A aquellas horas, el senador llevaba ya casi hora y media durmiendo al amparo de la seguridad de la embajada. Cara de Piedra también descansaba, tras haber colocado ordenadamente el cigarro, el cañón y una lata de cerveza sobre la mesilla de noche.

A la mañana siguiente se especuló abundantemente sobre la posibilidad de si el rey ofrecería o no el almuerzo previsto. Podía tranquilamente anularlo en atención a los sucesos del día anterior, y por el hecho de que él acababa de llegar de su viaje oficial a Finlandia.

Pero en palacio nadie dijo nada, y el grupo especial participó en todo aquel complicado plan, concebido tan solo para la ocasión. Como el ayudante había dicho, el rey no tenía miedo; salió al patio de Logaard y dio personalmente la bienvenida al senador.

Lo único que parecía indicar que se habían producido contactos entre la corte y la delegación norteamericana era el hecho de que Cara de Piedra se quedó sentado en el interior del coche blindado que, después de apearse el senador para subir en solitario aquella escalera tan delicada desde el punto de vista de la seguridad, fue aparcado en el mismo patio de palacio. Cuando Martin Beck pasó por su lado, le vio a través de los cristales azulados, y estaba abandonando el cigarro para sacar una lata de Budweiser y algo que parecía una fiambrera.
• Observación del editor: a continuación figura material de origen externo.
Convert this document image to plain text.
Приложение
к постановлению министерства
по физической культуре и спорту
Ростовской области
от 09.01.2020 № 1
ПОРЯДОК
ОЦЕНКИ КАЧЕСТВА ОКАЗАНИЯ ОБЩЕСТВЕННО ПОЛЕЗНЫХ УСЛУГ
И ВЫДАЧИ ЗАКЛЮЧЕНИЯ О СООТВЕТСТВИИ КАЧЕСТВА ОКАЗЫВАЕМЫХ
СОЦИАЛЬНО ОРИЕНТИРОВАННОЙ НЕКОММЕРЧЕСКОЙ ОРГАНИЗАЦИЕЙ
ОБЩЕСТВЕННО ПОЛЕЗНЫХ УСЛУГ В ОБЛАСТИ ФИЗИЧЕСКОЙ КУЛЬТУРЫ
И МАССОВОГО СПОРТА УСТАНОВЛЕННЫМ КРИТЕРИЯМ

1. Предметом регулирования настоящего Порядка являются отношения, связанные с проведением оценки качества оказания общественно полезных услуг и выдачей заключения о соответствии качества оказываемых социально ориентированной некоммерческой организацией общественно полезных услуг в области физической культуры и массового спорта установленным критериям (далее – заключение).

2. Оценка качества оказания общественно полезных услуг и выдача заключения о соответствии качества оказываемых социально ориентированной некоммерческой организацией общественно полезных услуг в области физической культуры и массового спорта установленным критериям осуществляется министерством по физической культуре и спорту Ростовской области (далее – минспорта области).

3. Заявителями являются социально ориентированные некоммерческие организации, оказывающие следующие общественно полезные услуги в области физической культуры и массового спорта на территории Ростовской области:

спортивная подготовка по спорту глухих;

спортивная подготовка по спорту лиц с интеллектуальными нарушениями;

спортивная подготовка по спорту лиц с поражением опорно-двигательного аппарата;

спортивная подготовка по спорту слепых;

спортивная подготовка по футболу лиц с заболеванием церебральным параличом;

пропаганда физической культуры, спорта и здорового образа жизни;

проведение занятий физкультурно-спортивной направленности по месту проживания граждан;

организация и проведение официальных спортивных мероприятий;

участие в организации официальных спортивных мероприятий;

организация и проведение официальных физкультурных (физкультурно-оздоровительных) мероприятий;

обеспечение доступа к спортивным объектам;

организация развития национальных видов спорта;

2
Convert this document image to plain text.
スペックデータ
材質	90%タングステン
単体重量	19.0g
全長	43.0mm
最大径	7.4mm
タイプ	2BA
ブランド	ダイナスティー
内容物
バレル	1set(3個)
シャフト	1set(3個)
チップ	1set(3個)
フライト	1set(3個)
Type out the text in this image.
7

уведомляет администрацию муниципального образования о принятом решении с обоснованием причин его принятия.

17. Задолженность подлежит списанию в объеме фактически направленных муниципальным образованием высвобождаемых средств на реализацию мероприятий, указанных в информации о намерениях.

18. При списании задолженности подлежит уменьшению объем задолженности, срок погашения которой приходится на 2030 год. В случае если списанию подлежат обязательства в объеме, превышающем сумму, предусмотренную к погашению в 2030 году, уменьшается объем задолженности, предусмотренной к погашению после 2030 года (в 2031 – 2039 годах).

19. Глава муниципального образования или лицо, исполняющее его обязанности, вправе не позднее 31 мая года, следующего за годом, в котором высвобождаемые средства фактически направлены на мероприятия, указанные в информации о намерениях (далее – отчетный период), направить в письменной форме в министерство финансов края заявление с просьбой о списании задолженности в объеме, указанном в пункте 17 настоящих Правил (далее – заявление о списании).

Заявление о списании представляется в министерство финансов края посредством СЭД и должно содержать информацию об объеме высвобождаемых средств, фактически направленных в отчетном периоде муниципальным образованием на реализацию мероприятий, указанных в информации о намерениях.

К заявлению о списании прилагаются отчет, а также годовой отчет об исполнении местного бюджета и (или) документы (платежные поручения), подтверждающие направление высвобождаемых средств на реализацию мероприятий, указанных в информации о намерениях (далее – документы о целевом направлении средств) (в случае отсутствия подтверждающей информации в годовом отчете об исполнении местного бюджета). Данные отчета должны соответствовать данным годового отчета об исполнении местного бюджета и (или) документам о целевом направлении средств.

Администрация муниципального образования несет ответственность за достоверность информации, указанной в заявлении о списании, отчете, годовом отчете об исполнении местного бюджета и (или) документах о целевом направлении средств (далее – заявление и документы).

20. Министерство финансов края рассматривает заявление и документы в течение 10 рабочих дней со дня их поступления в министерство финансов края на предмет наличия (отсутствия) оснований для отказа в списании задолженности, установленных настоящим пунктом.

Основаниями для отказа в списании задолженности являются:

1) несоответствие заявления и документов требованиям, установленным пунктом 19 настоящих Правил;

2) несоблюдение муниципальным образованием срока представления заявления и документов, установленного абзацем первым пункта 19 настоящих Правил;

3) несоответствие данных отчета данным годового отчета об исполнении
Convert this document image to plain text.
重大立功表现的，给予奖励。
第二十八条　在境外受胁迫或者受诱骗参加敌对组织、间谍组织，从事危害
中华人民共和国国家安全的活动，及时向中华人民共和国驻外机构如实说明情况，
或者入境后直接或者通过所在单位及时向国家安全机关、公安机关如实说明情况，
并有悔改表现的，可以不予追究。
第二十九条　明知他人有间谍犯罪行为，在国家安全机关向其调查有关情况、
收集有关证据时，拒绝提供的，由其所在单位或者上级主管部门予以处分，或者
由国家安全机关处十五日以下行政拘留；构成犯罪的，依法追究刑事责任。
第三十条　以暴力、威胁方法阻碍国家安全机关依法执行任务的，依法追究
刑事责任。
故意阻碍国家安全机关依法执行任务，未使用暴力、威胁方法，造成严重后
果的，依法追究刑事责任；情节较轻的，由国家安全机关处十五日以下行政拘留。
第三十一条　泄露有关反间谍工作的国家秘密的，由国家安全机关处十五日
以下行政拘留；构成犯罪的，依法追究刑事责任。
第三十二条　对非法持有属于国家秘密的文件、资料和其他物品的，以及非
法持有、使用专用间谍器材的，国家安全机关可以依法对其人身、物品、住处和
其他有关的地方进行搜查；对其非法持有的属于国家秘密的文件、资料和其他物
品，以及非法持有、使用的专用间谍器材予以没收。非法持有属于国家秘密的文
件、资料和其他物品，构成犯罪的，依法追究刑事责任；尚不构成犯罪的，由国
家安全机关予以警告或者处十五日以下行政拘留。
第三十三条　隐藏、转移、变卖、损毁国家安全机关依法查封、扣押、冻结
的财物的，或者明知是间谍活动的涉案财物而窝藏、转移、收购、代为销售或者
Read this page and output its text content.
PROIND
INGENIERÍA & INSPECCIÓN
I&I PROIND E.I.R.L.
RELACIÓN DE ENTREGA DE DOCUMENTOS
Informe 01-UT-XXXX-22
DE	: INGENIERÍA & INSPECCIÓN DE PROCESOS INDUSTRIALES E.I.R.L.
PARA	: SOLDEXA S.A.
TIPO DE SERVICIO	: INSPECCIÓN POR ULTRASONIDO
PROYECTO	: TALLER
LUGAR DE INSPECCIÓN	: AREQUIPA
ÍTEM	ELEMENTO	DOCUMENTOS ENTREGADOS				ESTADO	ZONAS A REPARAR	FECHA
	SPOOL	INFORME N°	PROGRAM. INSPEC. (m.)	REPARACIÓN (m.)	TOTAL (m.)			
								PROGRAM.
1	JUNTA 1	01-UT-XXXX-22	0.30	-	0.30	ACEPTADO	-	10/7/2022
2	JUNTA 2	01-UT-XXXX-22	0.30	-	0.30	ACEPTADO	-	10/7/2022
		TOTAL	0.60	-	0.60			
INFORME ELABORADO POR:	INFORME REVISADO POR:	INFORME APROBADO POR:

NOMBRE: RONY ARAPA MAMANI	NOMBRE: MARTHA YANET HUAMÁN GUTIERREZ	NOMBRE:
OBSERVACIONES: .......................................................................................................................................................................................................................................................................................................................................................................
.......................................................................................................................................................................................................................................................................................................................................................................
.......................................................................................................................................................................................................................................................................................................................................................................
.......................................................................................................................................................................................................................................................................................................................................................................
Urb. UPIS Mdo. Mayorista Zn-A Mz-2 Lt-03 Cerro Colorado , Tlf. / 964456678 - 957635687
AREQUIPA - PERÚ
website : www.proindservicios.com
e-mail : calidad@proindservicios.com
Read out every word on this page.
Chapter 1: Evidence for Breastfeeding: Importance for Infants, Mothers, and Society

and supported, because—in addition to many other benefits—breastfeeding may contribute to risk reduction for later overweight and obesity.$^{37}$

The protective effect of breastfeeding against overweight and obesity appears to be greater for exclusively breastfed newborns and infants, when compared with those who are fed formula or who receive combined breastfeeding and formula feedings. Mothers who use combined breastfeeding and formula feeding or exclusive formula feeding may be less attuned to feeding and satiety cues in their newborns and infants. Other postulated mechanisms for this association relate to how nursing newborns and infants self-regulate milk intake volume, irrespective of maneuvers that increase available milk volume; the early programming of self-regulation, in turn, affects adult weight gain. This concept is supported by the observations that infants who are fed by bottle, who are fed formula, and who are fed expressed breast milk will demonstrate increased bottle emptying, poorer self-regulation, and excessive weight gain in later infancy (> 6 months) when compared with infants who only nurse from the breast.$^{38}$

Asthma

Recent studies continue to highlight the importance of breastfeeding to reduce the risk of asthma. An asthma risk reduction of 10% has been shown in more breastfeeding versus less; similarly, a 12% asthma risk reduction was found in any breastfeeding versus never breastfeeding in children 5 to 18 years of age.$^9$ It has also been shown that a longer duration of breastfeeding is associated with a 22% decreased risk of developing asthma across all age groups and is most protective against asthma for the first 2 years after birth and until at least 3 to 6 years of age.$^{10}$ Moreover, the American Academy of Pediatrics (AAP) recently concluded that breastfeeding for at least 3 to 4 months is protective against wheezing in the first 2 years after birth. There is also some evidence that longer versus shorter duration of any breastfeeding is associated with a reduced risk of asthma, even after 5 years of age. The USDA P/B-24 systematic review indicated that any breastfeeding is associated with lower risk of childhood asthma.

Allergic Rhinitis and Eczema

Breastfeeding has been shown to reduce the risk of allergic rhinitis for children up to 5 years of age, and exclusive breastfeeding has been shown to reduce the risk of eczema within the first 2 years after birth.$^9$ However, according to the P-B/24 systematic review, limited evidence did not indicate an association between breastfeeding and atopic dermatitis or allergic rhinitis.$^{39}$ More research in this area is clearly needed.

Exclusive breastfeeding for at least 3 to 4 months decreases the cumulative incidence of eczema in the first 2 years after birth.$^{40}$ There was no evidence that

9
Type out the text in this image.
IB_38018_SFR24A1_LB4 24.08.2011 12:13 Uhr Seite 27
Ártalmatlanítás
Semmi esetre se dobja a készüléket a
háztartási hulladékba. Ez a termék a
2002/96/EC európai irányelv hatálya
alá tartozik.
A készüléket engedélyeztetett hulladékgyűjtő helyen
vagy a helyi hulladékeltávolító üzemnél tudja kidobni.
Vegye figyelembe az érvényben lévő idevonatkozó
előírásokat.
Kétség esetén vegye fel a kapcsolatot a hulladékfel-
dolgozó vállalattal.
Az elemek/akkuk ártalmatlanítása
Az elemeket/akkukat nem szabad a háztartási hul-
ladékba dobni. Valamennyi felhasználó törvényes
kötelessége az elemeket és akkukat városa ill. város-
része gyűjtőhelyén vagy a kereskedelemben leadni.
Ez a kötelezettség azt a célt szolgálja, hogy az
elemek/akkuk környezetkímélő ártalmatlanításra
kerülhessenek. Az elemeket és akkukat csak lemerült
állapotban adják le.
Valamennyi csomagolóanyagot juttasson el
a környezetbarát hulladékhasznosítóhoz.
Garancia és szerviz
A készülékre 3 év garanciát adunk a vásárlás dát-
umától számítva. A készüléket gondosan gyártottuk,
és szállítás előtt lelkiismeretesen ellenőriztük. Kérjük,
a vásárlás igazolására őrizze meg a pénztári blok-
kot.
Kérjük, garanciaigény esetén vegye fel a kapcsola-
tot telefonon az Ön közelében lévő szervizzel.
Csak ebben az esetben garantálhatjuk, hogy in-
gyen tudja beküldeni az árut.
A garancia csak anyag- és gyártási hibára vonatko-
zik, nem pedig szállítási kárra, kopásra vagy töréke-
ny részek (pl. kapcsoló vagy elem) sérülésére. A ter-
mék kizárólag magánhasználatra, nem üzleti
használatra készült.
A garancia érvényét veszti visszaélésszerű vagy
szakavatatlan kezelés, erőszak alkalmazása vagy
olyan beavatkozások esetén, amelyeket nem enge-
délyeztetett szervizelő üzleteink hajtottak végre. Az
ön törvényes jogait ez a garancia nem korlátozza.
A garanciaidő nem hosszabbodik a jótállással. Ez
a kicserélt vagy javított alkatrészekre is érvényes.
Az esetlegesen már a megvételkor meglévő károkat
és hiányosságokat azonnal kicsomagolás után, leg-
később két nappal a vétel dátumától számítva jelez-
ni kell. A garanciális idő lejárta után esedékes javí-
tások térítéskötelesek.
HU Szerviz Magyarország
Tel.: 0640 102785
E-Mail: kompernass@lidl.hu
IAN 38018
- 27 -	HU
Aparte de ese pequeño detalle, no ocurrió nada imprevisto. El almuerzo era una iniciativa particular del rey y lo que allí dentro se dijo o se hizo no transcendió al exterior. La razón por la cual el guardaespaldas tuvo que tomar un almuerzo frugal metido en el coche, era, probablemente, que el rey no quería estar sentado al lado de gente armada con artillería pesada, punto de vista que Martin Beck comprendía perfectamente.

Las manifestaciones frente al palacio fueron insignificantes, comparadas con lo que se había dispuesto, y en el encuentro en el patio de Logaard tampoco fueron muchos los que gritaron «Queremos ver a nuestro rey» y «Yankee go home».

El factor tiempo fue importante para la policía, especialmente para Gunvald Larsson, que, junto con el jefe de la policía de orden público, estaba al mando de las fuerzas móviles de la protección a distancia. Gunvald Larsson miró repetidas veces el reloj y comprobó que el programa se cumplía sorprendentemente al minuto. Los personajes de la alta política y de la vida oficial solían ser gentes amigas de atenerse a los horarios convenidos, y ni el monarca ni el senador se desviaron un minuto del horario previsto. El senador accedió por la escalera norte al patio de Logaard en el momento preciso, y el rey estaba también en su sitio. Se dieron la mano y entraron por la puerta oriental del palacio, tal como estaba previsto. Malas lenguas aseguraban que el rey era disléxico y no sabía deletrear —corría el avieso rumor de que en una ocasión había escrito «monraca» en lugar de «monarca»—, pero en cambio nunca fallaba a la hora de cumplir con sus citas, a las que siempre llegaba con un mínimo de treinta segundos de antelación.